Ovviamente, simili «invenzioni» linguistiche fanno il paio con quelle che Miale Di Mauro ammannisce sul piano dell’azione e che culminano, incredibile ma vero, nello sputo che Beatrice appioppa in faccia al delegato di polizia Spanò. Insomma, se volessimo definire questo spettacolo con un eufemismo, un generosissimo eufemismo, potremmo parlare di un vaudeville inzuppato nella sceneggiata.
La chiusura perfetta di un siffatto cerchio arriva, com’è logico, nel finale. Scompare la Beatrice che s’acconcia alla soluzione di passare per «pazza» e – dopo che abbiamo sentito alcune dichiarazioni dalla voce registrata di Alda Merini – ne compare un’altra che, nei panni della poetessa, recita con una sigaretta accesa in mano la poesia «Farfalle libere». Avete capito? Miale Di Mauro mette il reale internamento in manicomio della Merini al posto di quello soltanto progettato, come espediente per ripristinare l’ordine borghese infranto, della Beatrice di Pirandello.

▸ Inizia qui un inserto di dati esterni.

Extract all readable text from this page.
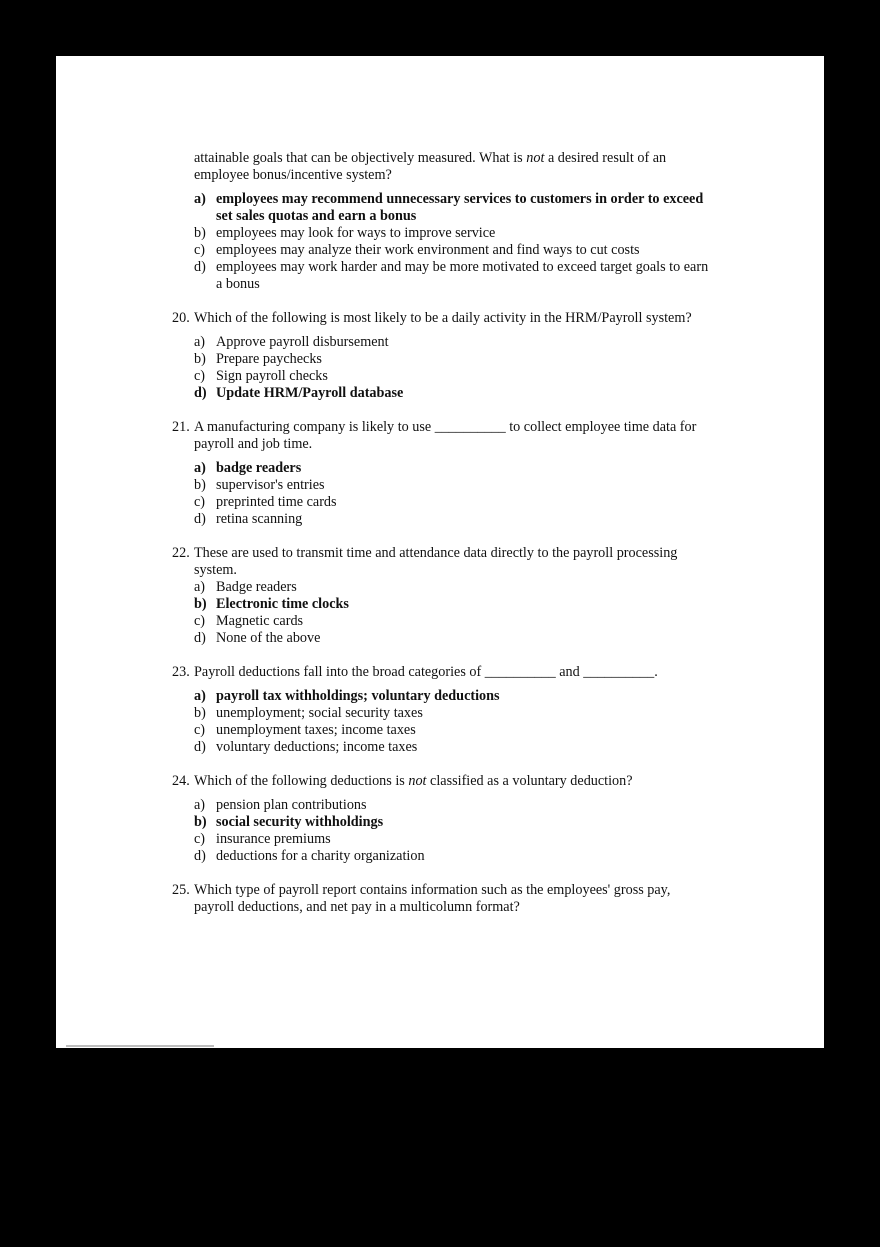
attainable goals that can be objectively measured. What is not a desired result of an employee bonus/incentive system?

a) employees may recommend unnecessary services to customers in order to exceed set sales quotas and earn a bonus
b) employees may look for ways to improve service
c) employees may analyze their work environment and find ways to cut costs
d) employees may work harder and may be more motivated to exceed target goals to earn a bonus
20. Which of the following is most likely to be a daily activity in the HRM/Payroll system?
a) Approve payroll disbursement
b) Prepare paychecks
c) Sign payroll checks
d) Update HRM/Payroll database
21. A manufacturing company is likely to use __________ to collect employee time data for payroll and job time.
a) badge readers
b) supervisor's entries
c) preprinted time cards
d) retina scanning
22. These are used to transmit time and attendance data directly to the payroll processing system.
a) Badge readers
b) Electronic time clocks
c) Magnetic cards
d) None of the above
23. Payroll deductions fall into the broad categories of __________ and __________.
a) payroll tax withholdings; voluntary deductions
b) unemployment; social security taxes
c) unemployment taxes; income taxes
d) voluntary deductions; income taxes
24. Which of the following deductions is not classified as a voluntary deduction?
a) pension plan contributions
b) social security withholdings
c) insurance premiums
d) deductions for a charity organization
25. Which type of payroll report contains information such as the employees' gross pay, payroll deductions, and net pay in a multicolumn format?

Davvero, ti cadono le braccia. E non mi resta che annotare la presenza ininfluente in scena di Mario Cangiano, Giuseppe Gaudino e Adriano Pantaleo (ciascuno in più ruoli, anche femminili, e tutti, a turno, in quello di Ciampa) affiancati da Valentina Acca nelle vesti di Beatrice.
Poche parole, infine, per spiegare il così grande spazio dato a una boiata del genere. Più volte ho riservato al Nest elogi convinti, l’ultima quando – in un articolo pubblicato il 30 ottobre scorso sul «Corriere del Mezzogiorno» – ne ho di nuovo sottolineato il coraggio di aver trasformato – in una periferia difficile come San Giovanni – una scuola abbandonata in un avamposto di civiltà, cultura e impegno civile. E adesso mi sento spiazzato; e, peggio, tradito.
Quel coraggio va alimentato e riempito di spettacoli seri, altrimenti finisce per affogare in un avvilente e colpevole vivere di rendita. E per alimentarlo e riempirlo di spettacoli seri occorre innanzitutto studiare. Nella circostanza posso consigliare la lettura di «Pirandello tra realismo e mistificazione», un saggio di Roberto Alonge uscito molti anni fa ma ancora utile per capire, appunto, Pirandello. E per capire meglio, visto che siamo a Napoli, Eduardo De Filippo, che di Pirandello, come abbiamo visto, si considerava allievo.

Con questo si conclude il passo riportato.